Pour en revenir aux musiciens new yorkais, c'est l’originalité du son et du jeu et la souplesse dans leur rapport au travail qui me plaisent. Les cuivres que j'ai enregistrés pour le prochain Marquis de Sade sont donc ceux avec qui travaille Nile Rodgers : on les entend sur « Let's dance » de Bowie, sur de nombreux Duran Duran et de multiples autres productions depuis. Ils arrivent à la session en souriant, sont très amicaux. Et dès que le magnéto tourne, tout est en boîte en deux prises max. Et le plus drôle, c’est qu’ils sont très bon marché...
J'apprécie vraiment de pouvoir aller travailler avec les musiciens américains que j'ai pu rencontrer (Tina Weymouth, Chris Frantz de Talking Heads, qui ont joué sur un titre de Republik, Ivan Julian, des Voidoids, Richard Lloyd de « Television » qui sera aussi sur le prochain Marquis de Sade) parce qu’ils m’ont tellement inspiré quand j’étais adolescent et qu’ils sont si simples d’approche en fait. Quand je vais là-bas, j'emporte simplement un disque dur du projet en cours et c'est parti (2 disques durs en fait et de préférence dans des bagages différents si d’autres musiciens viennent de Bretagne avec moi, en envoyant en plus une copie par transporteur : toujours avoir des copies de sécurité et qu'elles soient toutes vérifiées avant de partir, c'est l'expérience de galères dans différents transferts qui parle...).
Q : Le matériel ne fait que servir le talent, mais sa qualité reste déterminante. Qu'en est il de votre approche ?
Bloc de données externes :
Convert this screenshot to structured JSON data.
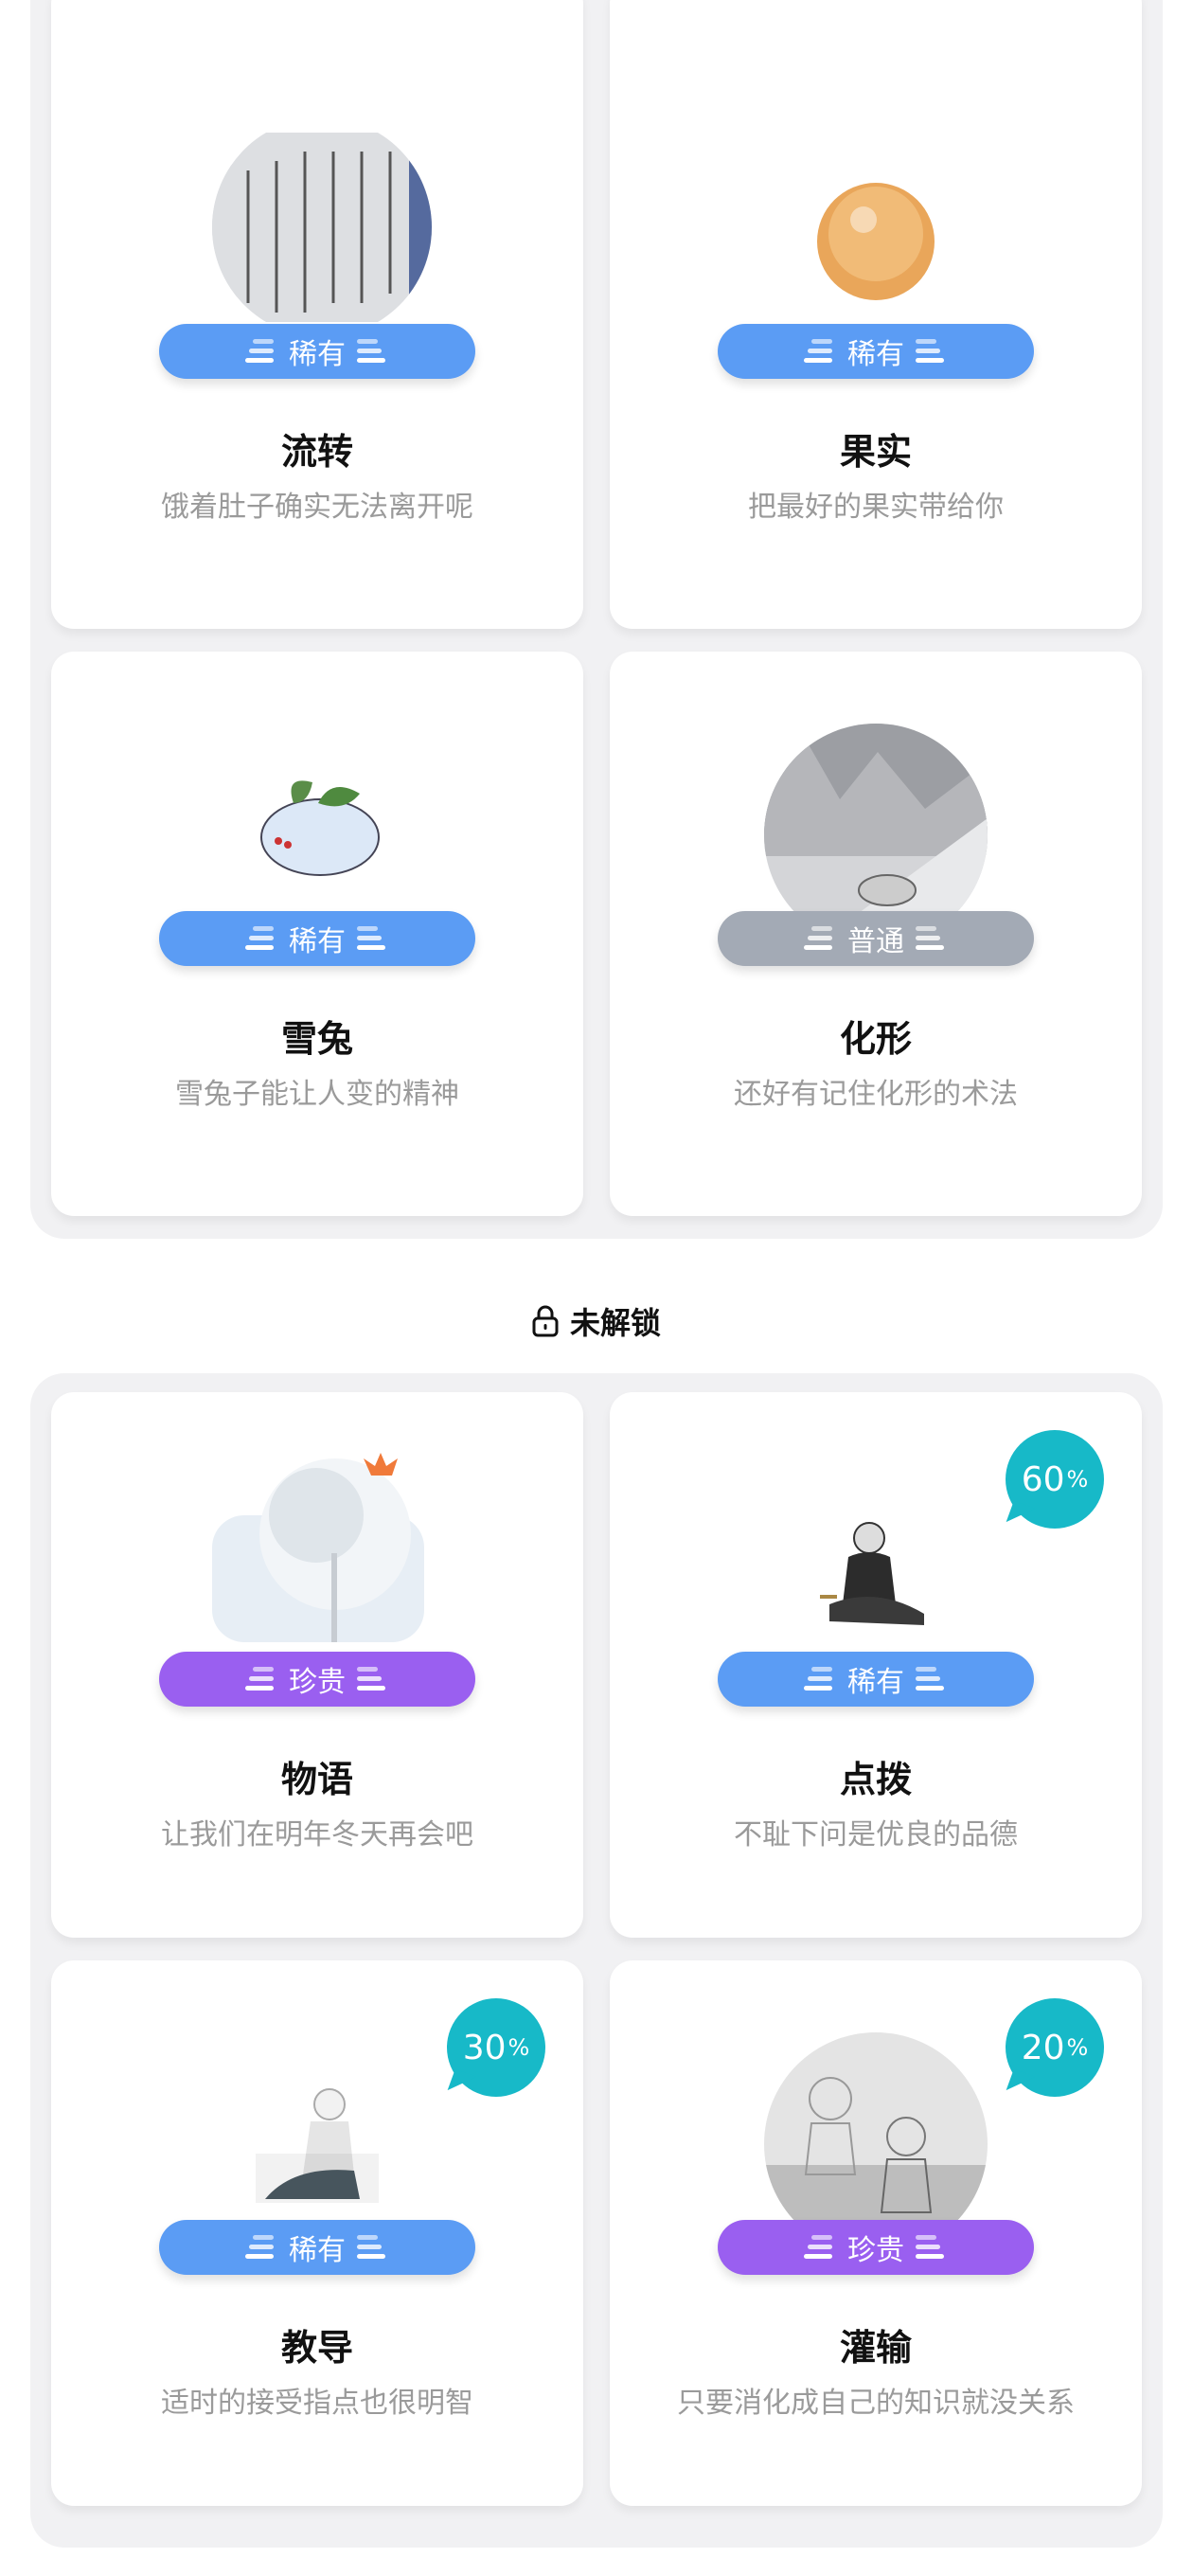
{
  "close_icon": "close-icon",
  "colors": {
    "rare": "#5b9cf4",
    "common": "#a3aab5",
    "precious": "#9a5ff0",
    "progress": "#17b9c8"
  },
  "unlocked_cards": [
    {
      "title": "流转",
      "desc": "饿着肚子确实无法离开呢",
      "rarity": "稀有"
    },
    {
      "title": "果实",
      "desc": "把最好的果实带给你",
      "rarity": "稀有"
    },
    {
      "title": "雪兔",
      "desc": "雪兔子能让人变的精神",
      "rarity": "稀有"
    },
    {
      "title": "化形",
      "desc": "还好有记住化形的术法",
      "rarity": "普通"
    }
  ],
  "locked_section": {
    "icon": "lock-icon",
    "label": "未解锁"
  },
  "locked_cards": [
    {
      "title": "物语",
      "desc": "让我们在明年冬天再会吧",
      "rarity": "珍贵"
    },
    {
      "title": "点拨",
      "desc": "不耻下问是优良的品德",
      "rarity": "稀有",
      "progress": "60",
      "unit": "%"
    },
    {
      "title": "教导",
      "desc": "适时的接受指点也很明智",
      "rarity": "稀有",
      "progress": "30",
      "unit": "%"
    },
    {
      "title": "灌输",
      "desc": "只要消化成自己的知识就没关系",
      "rarity": "珍贵",
      "progress": "20",
      "unit": "%"
    }
  ]
}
R : Pour la partie technique, je travaille maintenant tout en ProTools, qui a atteint un niveau de qualité tout à fait exceptionnel. Avec parfois un mastering analogique, pour réchauffer un peu. Les guitares acoustiques sont un des instruments qu’il est encore intéressant comparativement d’enregistrer en analogique, et la voix pourquoi pas. Mais quid de la qualité des bandes lorsqu’elles ne sont pas neuves, et de la maintenance du magnétophone. Lorsque j’ai travaillé dans les années 1990 au Portugal, nous sommes restés en analogique jusqu’au début du nouveau siècle. C’était très agréable, mais lors de certaines pannes, il fallait faire venir l’équipe de maintenance de Londres... Pas très pratique. Heureusement que je travaillais avec des ingés un peu électroniciens... Donc refaire des prises an analogique pourquoi pas, mais je veux voir les carnets de maintenance, et profiter de bandes neuves. Tout ça coûte cher... Évidemment, en plus de micros de grande qualité et en bon état, un bon choix de préamplis analogiques reste important pour nourrir le ProTools. Même si les plugins sont de plus en plus incroyables.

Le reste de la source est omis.